Vector calculus and parametrisation

[Metalor]

Ok, I just found out I have a physics assignment due tomorrow and I have no idea how to do it so I came here for help as none of the maths assistants at Uni could help me. I'm having trouble with:

1. Consider the parametric curve given by the equation x(t)= t<i> + t^(1/3)<j> - <> denotes a vector
a) Sketch x(t) , b) calculate x'(t). does this vector exist at t=0? c) Find a new parametrisation of the curve for which the tangent vector is well defined at all point. What is the value of the vector at the origin?
I don't understand what the equation is describing and I THINK 'i' and 'j' are vectors (handout read t* i[hat] + t^1/3j[hat], so I don't have a clue how to sketch this. I think I've got question b) and x'(t) = i + j/3*t^(2/3) which is undefined when t = 0, so the vector does not exist.Help! :S

 

[Sunil Simha]

Ok, I just found out I have a physics assignment due tomorrow and I have no idea how to do it so I came here for help as none of the maths assistants at Uni could help me. I'm having trouble with:

1. Consider the parametric curve given by the equation x(t)= t<i> + t^(1/3)<j> - <> denotes a vector



a) Sketch x(t) , b) calculate x'(t). does this vector exist at t=0? c) Find a new parametrisation of the curve for which the tangent vector is well defined at all point. What is the value of the vector at the origin?



I don't understand what the equation is describing and I THINK 'i' and 'j' are vectors (handout read t* i[hat] + t^1/3j[hat], so I don't have a clue how to sketch this. I think I've got question b) and x'(t) = i + j/3*t^(2/3) which is undefined when t = 0, so the vector does not exist.

I think I can help you with part a). Assume x(t) to be a position vector in the xy plane. Now the x component of the position vector is x = t right? Similarly, the y component is y = t^1/3. So all you need to do is relate y and x i.e. write y as some function of x and plot it on the xy plane.

 

[Metalor]

I've just done a bit of reading online, and have this so far:

x(t) = ti + (t^(1/3))j gives two equations x = t and y = x^1/3 with gives the equation y= x^(1/3) and then sketch from there?

Is this correct or am I way off?

 

[DrewD]

$\hat{i}$ is the unit vector in the $x$ direction and $\hat{j}$ is the unit vector in the $y$ direction. You can also think of this as the point set $(t,t^{1/3})$ if that helps you visualize the curve. Personally, I never like the i,j notation, but a lot of people do. It shouldn't be difficult to write this in the familiar form $y=f(x)$ instead of the parametric way it is given. This may make part c) easier.

 

[DrewD]

I've just done a bit of reading online, and have this so far:

x(t) = ti + (t^(1/3))j gives two equations x = t and y = x^1/3 with gives the equation y= x^(1/3) and then sketch from there?

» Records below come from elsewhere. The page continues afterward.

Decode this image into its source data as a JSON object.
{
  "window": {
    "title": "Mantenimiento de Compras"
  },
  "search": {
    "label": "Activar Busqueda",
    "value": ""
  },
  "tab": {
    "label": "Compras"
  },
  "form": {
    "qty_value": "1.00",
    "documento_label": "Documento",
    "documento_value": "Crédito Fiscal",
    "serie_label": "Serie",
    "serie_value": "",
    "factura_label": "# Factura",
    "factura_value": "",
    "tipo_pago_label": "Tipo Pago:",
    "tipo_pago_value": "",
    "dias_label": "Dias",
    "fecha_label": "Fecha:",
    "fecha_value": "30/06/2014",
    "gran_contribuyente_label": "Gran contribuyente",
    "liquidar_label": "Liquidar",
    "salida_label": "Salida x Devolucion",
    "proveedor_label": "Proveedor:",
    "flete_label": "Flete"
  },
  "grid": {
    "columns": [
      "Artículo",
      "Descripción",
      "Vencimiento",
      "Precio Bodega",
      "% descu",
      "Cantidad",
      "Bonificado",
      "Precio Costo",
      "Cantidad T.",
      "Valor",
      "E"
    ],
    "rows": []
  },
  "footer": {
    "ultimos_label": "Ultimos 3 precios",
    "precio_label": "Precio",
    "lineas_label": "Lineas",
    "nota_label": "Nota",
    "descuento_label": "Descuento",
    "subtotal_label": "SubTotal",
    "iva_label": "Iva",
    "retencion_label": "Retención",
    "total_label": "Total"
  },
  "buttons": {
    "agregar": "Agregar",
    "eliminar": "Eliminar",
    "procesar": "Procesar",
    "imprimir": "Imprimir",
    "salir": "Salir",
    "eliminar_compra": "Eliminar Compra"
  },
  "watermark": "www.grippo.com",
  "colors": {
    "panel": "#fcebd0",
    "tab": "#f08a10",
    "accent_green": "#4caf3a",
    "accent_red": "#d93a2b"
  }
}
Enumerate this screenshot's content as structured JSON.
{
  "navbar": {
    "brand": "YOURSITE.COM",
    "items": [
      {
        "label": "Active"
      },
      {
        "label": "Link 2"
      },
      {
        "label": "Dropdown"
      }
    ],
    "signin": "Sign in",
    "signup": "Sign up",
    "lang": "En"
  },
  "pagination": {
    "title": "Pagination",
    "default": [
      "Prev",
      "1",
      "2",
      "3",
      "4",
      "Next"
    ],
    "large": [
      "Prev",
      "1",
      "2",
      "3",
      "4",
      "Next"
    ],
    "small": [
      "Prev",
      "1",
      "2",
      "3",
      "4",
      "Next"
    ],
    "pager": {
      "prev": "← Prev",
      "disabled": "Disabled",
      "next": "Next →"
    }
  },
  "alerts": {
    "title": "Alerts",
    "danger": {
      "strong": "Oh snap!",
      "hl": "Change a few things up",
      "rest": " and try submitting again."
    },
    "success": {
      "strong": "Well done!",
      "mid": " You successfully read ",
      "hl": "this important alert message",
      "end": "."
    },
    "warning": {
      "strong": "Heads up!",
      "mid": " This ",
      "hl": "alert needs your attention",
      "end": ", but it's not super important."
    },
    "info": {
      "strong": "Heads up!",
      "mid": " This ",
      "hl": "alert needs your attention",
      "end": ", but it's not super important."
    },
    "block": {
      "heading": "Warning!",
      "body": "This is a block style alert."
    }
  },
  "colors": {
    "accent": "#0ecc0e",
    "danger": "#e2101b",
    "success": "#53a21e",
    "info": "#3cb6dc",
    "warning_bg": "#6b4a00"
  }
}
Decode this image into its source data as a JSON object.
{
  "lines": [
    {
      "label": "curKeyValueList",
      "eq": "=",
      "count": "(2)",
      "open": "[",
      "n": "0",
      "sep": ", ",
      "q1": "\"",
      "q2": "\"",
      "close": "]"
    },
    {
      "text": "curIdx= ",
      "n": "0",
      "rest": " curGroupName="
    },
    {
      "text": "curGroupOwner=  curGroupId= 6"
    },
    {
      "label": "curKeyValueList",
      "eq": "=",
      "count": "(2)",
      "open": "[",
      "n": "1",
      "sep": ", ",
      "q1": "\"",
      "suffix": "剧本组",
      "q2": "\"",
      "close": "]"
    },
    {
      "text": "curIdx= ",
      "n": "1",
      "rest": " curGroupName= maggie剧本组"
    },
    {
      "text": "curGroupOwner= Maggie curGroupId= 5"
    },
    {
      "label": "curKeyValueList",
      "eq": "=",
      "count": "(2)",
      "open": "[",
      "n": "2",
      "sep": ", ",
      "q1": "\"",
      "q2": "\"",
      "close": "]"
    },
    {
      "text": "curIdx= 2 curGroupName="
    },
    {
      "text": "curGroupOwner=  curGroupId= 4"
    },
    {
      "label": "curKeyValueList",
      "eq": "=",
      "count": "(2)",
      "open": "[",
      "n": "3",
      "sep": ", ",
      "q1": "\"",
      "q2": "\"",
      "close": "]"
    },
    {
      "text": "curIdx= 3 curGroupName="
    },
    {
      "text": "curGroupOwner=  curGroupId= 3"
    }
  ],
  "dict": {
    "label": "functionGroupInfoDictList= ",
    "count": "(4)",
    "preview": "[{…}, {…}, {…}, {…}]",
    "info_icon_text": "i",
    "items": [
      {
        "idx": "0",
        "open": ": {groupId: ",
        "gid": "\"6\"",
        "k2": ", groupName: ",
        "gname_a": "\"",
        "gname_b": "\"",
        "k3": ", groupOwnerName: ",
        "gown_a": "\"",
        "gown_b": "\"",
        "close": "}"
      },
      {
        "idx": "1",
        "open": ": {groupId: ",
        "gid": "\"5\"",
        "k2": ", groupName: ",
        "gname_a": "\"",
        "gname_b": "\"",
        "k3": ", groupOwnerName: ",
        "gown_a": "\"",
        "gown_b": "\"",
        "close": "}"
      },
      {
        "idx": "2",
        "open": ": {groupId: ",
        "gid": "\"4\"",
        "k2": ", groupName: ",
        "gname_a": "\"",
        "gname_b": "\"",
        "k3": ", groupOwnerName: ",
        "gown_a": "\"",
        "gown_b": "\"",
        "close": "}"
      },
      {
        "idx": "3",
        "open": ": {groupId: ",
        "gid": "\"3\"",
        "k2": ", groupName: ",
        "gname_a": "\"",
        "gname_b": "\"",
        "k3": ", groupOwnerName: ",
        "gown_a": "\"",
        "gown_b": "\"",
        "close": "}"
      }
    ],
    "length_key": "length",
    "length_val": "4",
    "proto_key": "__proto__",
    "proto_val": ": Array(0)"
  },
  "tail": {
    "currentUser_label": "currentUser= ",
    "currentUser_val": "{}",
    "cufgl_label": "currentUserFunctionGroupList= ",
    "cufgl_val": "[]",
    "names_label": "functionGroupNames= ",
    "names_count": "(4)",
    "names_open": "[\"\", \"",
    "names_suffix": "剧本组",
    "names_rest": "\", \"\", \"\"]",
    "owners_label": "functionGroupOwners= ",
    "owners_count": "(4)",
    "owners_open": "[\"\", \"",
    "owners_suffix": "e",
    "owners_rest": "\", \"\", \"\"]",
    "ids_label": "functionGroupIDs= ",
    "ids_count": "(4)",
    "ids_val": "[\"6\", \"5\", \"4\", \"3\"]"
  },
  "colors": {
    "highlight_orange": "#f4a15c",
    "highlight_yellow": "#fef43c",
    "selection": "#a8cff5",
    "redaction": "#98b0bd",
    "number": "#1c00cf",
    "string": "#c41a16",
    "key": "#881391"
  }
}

Is this correct or am I way off?

Looks okay so far.
Edit: actually you have what looks like a typo, but I'm pretty sure you understand it.

 

[Sunil Simha]

I've just done a bit of reading online, and have this so far:

x(t) = ti + (t^(1/3))j gives two equations x = t and y = x^1/3 with gives the equation y= x^(1/3) and then sketch from there?

Is this correct or am I way off?

Yes this is right.

 

[Metalor]

Oh wow, you guys are fast! I wasn't expecting a response for a few hours but you beat me to it. Thanks very much :)

 

[Metalor]

Hey guys,

So I've got a) and b) done but I"m still not sure about c)

It's asking me to find a new parametrisation of the curve for which the tangent vector is well defined at all points. And what is the value of the vector at origin?

Does that just mean write it as y = x^1/3? But at the origin, the tangent vector is undefined?

 

[Sunil Simha]

When you look at the curve of y=x^1/3 you can see that the slope at x=0 is infinite. So I'm not sure how to create a new parametrisation to fulfill the requirements. I hope DrewD or someone else can help you there.

 

[SammyS]

Hey guys,

So I've got a) and b) done but I"m still not sure about c)

It's asking me to find a new parametrisation of the curve for which the tangent vector is well defined at all points. And what is the value of the vector at origin?

Does that just mean write it as y = x^1/3? But at the origin, the tangent vector is undefined?

A vector tangent to $\displaystyle \ y=x^{1/3} \$ would have an x component of zero, and a non-zero y component.

You need a parametrization such that x'(t) = 0, when x(t) = 0 .

There is a fairly obvious one available.

Spoiler

(Solve $\displaystyle \ y=x^{1/3} \$ for x .)